The children’s cries were “piteous and shrill, and the shifting of the pain from one [body] part to another was constant and inexplicable,” according to James Bernard Cullen’s 1889 work The Story of the Irish in Boston.
At a time when anti-Catholic bigotry was the norm and hysteria over witchcraft was rampant, witchcraft was blamed, and the Glovers were named as the witches responsible for the children’s’ afflictions.
The Reverend Cotton Mather himself, Boston’s leading Puritan minister of the time, called Goody Glover an “idolatrous Roman Catholick” during his investigation into the case. After interrogating her, Mather reported that Glover prayed to a host of spirits, evidence that was used against her in her trial. Today, it is thought that these spirits were not demons, but Catholic saints.
When ordered to recite the Lord’s Prayer at her trial, Glover, who many historians believe did not know much English, did so in a mix of Gaelic and broken Latin, confirming her guilt in the minds of her accusers.

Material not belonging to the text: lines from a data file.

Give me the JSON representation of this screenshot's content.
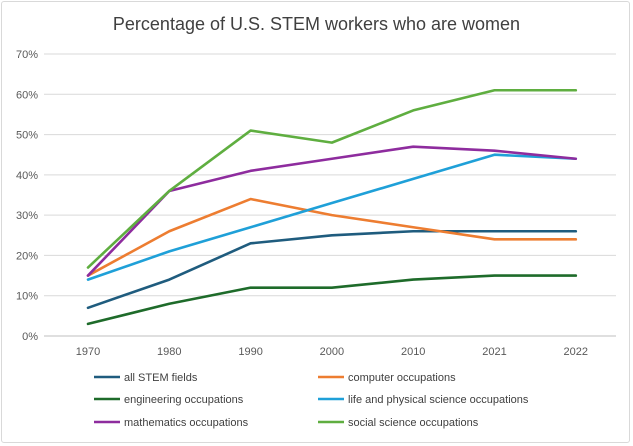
{
  "chart_data": {
    "type": "line",
    "title": "Percentage of U.S. STEM workers who are women",
    "categories": [
      "1970",
      "1980",
      "1990",
      "2000",
      "2010",
      "2021",
      "2022"
    ],
    "ylim": [
      0,
      70
    ],
    "yticks": [
      "0%",
      "10%",
      "20%",
      "30%",
      "40%",
      "50%",
      "60%",
      "70%"
    ],
    "grid": true,
    "legend_position": "bottom",
    "series": [
      {
        "name": "all STEM fields",
        "color": "#1f5c7e",
        "values": [
          7,
          14,
          23,
          25,
          26,
          26,
          26
        ]
      },
      {
        "name": "computer occupations",
        "color": "#ed7d31",
        "values": [
          15,
          26,
          34,
          30,
          27,
          24,
          24
        ]
      },
      {
        "name": "engineering occupations",
        "color": "#1e6b2a",
        "values": [
          3,
          8,
          12,
          12,
          14,
          15,
          15
        ]
      },
      {
        "name": "life and physical science occupations",
        "color": "#1fa0d8",
        "values": [
          14,
          21,
          27,
          33,
          39,
          45,
          44
        ]
      },
      {
        "name": "mathematics occupations",
        "color": "#8e2c9e",
        "values": [
          15,
          36,
          41,
          44,
          47,
          46,
          44
        ]
      },
      {
        "name": "social science occupations",
        "color": "#5fae40",
        "values": [
          17,
          36,
          51,
          48,
          56,
          61,
          61
        ]
      }
    ]
  }
}
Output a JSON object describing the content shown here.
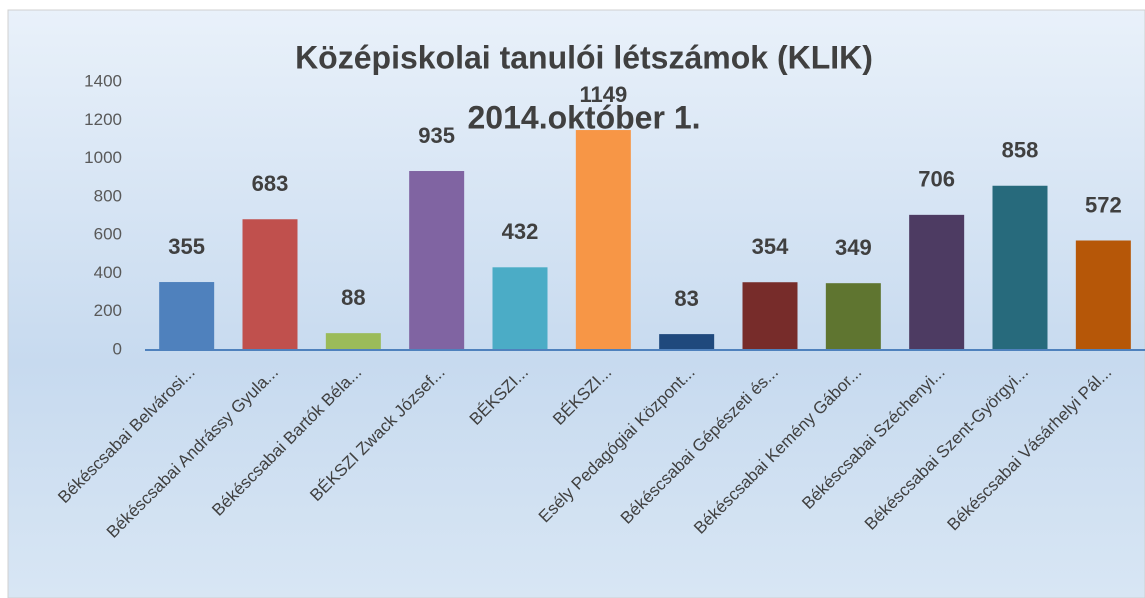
{
  "chart_data": {
    "type": "bar",
    "title": "Középiskolai tanulói létszámok (KLIK)",
    "subtitle": "2014.október 1.",
    "categories": [
      "Békéscsabai Belvárosi...",
      "Békéscsabai Andrássy Gyula...",
      "Békéscsabai Bartók Béla...",
      "BÉKSZI Zwack József...",
      "BÉKSZI...",
      "BÉKSZI...",
      "Esély Pedagógiai Központ...",
      "Békéscsabai Gépészeti és...",
      "Békéscsabai Kemény Gábor...",
      "Békéscsabai Széchenyi...",
      "Békéscsabai Szent-Györgyi...",
      "Békéscsabai Vásárhelyi Pál..."
    ],
    "values": [
      355,
      683,
      88,
      935,
      432,
      1149,
      83,
      354,
      349,
      706,
      858,
      572
    ],
    "colors": [
      "#4f81bd",
      "#c0504d",
      "#9bbb59",
      "#8064a2",
      "#4bacc6",
      "#f79646",
      "#1f497d",
      "#772c2a",
      "#5f7530",
      "#4d3b62",
      "#276a7c",
      "#b65708"
    ],
    "ylim": [
      0,
      1400
    ],
    "yticks": [
      0,
      200,
      400,
      600,
      800,
      1000,
      1200,
      1400
    ],
    "grid": false
  }
}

Glover was hanged in Boston on November 16, 1688. In the words of Robert Calef, a Boston merchant who knew her, “Goody Glover was a despised, crazy, poor old woman, an Irish Catholic who was tried for afflicting the Goodwin children. Her behavior at her trial was like that of one distracted. They did her cruel. The proof against her was wholly deficient. The jury brought her guilty. She was hung. She died a Catholic.”
Four years after her execution, the witchcraft hysteria peaked in Salem, and 19 “witches” were sent to the gallows.
Three hundred years after Glover was hanged, in 1988, the Boston City Council proclaimed November 16 as “Goody Glover Day” in remembrance of her. A plaque dedicated to the memory of “Goodwife Ann Glover” reads:
Not far from here on 16 November 1688 Goodwife Ann Glover an elderly Irish widow, was hanged as a witch because she had refused to renounce her Catholic faith. Having been deported from her native Ireland to the Barbados with her husband, who died there because of his own loyalty to the Catholic faith, she came to Boston where she was living for at least six years before she was unjustly condemned to death. This memorial is erected to commemorate “Goody” Glover as the first Catholic martyr in Massachusetts.